At first, the question seems to be asking “how can we save the planet?” But that’s not actually what most people are asking, as becomes clear when we answer that question. Most people are actually asking “how can I still have a car, or the luxury that a car provides me, and not destroy the planet?”
And of course, the answer is, you can’t.
What they’re really saying is, “I like cars and I rely on them for my lifestyle, my work, and my enjoyment. I believed that electric cars would allow me to have all the benefits of car culture, with none of the harms. I cannot imagine a world without cars. You’re challenging the idea that electric cars are a solution, so what kind of alternative can you offer me?”
Many people pose this question as a sort of “gotcha,” as if it were my responsibility to provide simple solutions and cater to their consumer demands—as if they were wishing that I would have an alternative battery technology or alternative green car or some other sort of product that I could sell them. This is because we’re trained to be passive consumers, not active political subjects, the shapers of our future society.
So, when I tell people that the ecological crisis—including global warming—will not be solved by buying products, but rather by a transformation of our society and dramatically scaling back our population, consumption, and impact on the planet, many people, especially journalists, seem confused.
Their reaction reminds me of the iconic hubris of George H.W. Bush, stating that “The American way of life is not up for negotiation” before the 1992 Rio Earth Summit.
What’s really not up for negotiation are the ecological limits which are rapidly imposing themselves upon us.

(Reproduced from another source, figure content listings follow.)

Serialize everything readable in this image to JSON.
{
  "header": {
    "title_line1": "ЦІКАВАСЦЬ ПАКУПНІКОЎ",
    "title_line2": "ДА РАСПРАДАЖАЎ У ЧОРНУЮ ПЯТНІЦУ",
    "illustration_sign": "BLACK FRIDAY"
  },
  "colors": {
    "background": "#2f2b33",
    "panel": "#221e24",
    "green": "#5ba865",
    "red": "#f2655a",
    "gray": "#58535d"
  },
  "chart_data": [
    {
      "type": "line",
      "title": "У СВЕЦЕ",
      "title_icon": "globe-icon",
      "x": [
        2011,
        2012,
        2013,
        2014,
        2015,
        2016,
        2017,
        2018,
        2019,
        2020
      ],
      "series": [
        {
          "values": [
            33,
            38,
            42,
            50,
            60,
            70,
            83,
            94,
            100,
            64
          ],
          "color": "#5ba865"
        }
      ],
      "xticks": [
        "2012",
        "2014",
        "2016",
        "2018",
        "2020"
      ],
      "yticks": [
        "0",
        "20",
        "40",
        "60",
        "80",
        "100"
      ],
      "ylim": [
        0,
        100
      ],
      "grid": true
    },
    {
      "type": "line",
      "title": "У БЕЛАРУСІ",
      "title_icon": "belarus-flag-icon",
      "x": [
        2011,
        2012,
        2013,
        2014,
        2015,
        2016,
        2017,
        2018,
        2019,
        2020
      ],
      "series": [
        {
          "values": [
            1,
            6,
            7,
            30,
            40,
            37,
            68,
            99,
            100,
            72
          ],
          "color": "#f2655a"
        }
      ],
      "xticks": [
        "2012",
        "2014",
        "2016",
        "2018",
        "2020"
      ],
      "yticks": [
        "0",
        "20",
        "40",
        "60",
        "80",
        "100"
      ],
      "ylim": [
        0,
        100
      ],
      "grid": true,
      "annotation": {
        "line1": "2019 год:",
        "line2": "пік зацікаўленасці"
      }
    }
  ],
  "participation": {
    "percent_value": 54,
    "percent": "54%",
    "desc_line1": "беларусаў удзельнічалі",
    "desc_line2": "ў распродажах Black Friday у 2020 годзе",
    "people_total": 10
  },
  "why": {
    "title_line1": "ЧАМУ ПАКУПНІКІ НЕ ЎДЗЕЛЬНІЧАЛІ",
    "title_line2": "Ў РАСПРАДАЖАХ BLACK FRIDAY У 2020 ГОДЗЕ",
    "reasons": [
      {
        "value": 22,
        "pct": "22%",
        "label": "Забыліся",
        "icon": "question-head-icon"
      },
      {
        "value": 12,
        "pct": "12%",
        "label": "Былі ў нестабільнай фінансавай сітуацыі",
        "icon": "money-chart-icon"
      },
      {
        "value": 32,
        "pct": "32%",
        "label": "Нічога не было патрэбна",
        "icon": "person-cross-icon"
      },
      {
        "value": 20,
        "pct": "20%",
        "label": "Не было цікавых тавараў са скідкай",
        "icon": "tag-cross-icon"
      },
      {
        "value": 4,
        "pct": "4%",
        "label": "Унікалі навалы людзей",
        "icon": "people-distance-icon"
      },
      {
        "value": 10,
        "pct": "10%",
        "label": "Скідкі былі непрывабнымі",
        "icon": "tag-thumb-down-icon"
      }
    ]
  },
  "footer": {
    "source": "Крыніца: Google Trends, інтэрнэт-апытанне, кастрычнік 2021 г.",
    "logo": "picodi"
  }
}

Physics is not a debate, and neither is biodiversity collapse or the chemical poisoning of the only planet known to support life.
Lewis Mumford was one of the most important American philosophers, and one of the world’s most important thinkers on technology. He said it very clearly: “Restore human legs as a means of travel. Pedestrians rely on food for fuel… Forget the damned motor car and build the cities for lovers and friends.”
The American way of life is, in fact, negotiable. It must change. And so must the entire world economy. Political leaders seem to mostly ignore this truth in favor of technotopian fantasies. So we are going to have to change the world ourselves. That means getting organized and taking action. It means building our own institutions and collaborating on projects that are both realistic, starting in the here and now, and rapidly move toward the world that is necessary. That’s what we’re doing at Thacker Pass, and the fight doesn’t end here. This is generational work, and we need all hands on deck.